“Have you made yourself insupportable?” asked Eugénie. She really did not love her cousin, and under the appearance of teasing him, as is the way with young people, she told him some pretty plain truths as often as she could. Mr. Smithson was reading a newspaper. Hearing what Eugénie and Albert said, he looked up, and said to his nephew, in his usual grave tone:

“What has happened?”

“I have been dismissed from the school.”

“Impossible!” said Eugénie.

Albert was astonished at the persistency with which his cousin defended Louis. He felt his hatred redouble against the engineer.

“You may well think it impossible,” said he, in an insinuating tone.... “Really, if this gentleman has a right to figure in the school he has founded with my uncle’s aid, I, his nephew, and almost a child of the house, have a right to take a part in it also. But such is not the opinion of our imperious co-laborer. There is a certain routine about his instructions that I mildly criticised. For example, he tries, however awkward it may be, to give a religious turn to everything, which I, though a great friend to religion, find ridiculous.”
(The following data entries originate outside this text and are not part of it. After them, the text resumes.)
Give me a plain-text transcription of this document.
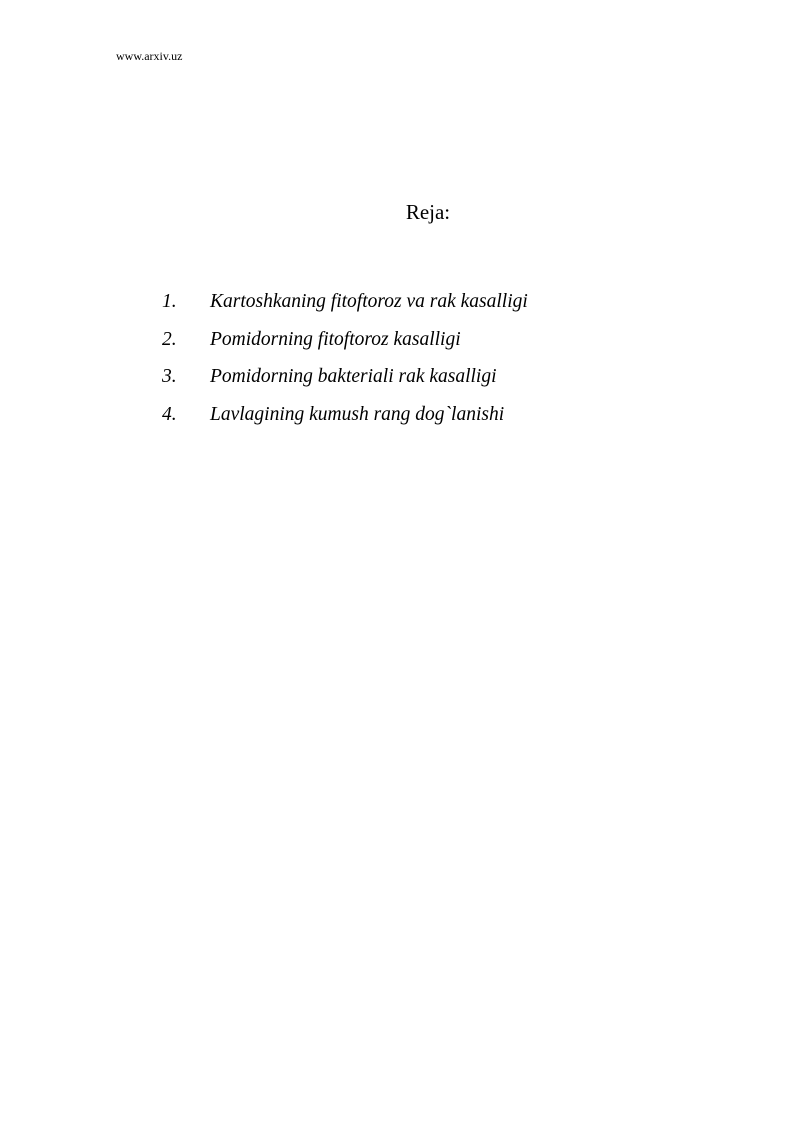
www.arxiv.uz
Reja:
1. Kartoshkaning fitoftoroz va rak kasalligi
2. Pomidorning fitoftoroz kasalligi
3. Pomidorning bakteriali rak kasalligi
4. Lavlagining kumush rang dog`lanishi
In this underhand way, Albert skilfully aroused his uncle’s anger and distrust. Mr. Smithson murmured to himself, with that voice of the soul inaudible to others: “I thought so: he is fanatical and ambitious. My nephew, fool as he is, has found it out, and has unmasked him! That is why the other has got rid of him.”

Albert partly guessed what was passing in his uncle’s mind, and saw he had made a good hit. He ended his recriminations in these terms: “The little advice of a humble nature I gave him; my course so different from his, and, I may say without vanity, better....”

Here Eugénie burst into a loud laugh.

“Eugénie,” said Mr. Smithson gravely, “what your cousin is saying merits attention. You are far too giddy this evening.”